Childhood obesity is a problem of epidemic proportions in Alabama. But through a revolutionized approach to physical education, a six-time world champion athlete and former stuntwoman may have just figured out a solution.
In 2002, Christy Swaid founded HEAL (Healthy Eating Active Living), a Birmingham-based organization that seeks to revolutionize the physical education curriculum found in U.S. elementary schools. Through HEAL, standard gym time becomes a personal training experience.
And of all people, Swaid has a lot of experience on the topic. As a six-time professional watercraft racing champion and former stuntwoman and a mother of two, HEAL has become a means of bridging her two passions: fitness and the health and well-being of her children.

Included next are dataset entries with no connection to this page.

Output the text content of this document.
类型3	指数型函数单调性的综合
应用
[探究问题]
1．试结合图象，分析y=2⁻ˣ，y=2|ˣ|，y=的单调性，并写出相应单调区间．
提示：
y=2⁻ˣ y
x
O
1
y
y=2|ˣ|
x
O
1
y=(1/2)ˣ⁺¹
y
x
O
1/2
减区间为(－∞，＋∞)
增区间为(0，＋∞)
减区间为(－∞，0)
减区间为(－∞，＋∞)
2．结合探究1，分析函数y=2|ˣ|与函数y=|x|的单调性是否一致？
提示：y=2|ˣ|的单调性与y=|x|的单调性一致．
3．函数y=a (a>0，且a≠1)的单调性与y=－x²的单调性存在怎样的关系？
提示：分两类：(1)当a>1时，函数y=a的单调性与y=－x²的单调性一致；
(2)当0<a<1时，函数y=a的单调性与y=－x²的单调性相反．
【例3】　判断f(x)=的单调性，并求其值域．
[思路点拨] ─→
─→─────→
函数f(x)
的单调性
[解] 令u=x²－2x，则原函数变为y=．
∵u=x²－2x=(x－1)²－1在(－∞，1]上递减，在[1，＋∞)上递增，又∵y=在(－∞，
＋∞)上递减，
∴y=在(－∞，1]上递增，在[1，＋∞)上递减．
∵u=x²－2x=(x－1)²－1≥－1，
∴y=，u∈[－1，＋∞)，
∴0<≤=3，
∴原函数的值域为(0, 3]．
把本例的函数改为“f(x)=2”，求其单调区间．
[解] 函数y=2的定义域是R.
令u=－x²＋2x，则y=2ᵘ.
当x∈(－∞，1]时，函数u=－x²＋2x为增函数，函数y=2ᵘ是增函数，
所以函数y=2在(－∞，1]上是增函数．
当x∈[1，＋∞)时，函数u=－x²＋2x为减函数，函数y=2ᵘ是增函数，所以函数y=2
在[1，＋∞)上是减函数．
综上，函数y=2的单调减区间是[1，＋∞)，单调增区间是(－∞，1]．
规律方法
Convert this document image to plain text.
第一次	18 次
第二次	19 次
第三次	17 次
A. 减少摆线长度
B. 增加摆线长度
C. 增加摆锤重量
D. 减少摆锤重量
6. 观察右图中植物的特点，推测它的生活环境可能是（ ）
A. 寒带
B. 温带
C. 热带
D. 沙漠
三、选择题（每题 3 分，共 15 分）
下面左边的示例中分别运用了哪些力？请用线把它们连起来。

“HEAL is a spin-off of trying to be good at being a mother, which is the toughest extreme sport I think I’ve ever engaged in and the most fun,” she told AL.com.
Once the organization took off, HEAL began a pilot program in 10 elementary schools. According to the website, approximately 75% of the children who participated improved their fitness and a staggering 100% were making healthier eating choices.
Now, HEAL operates in more than 95 Alabama schools, serving more than 17,500 students. While HEAL is meant to provide a solid and formative foundation for healthy living, it’s also meant to be fun for the kids, helping them to achieve the CDC recommended 60 minutes of activity a day through lifestyle changing instruction. Through HEAL, physical education teachers are trained on a number of facets of the curriculum, including health education, physical education, nutrition services, health promotion for staff, and family involvement.
And so far, HEAL’s success has not gone unnoticed.
“HEAL is a valuable tool for schools in Alabama that helps all students to enjoy physical activity, learn healthy food habits, and gain self confidence,” said Molly Killman, director of nutrition and physical activity for the Alabama Department of public health.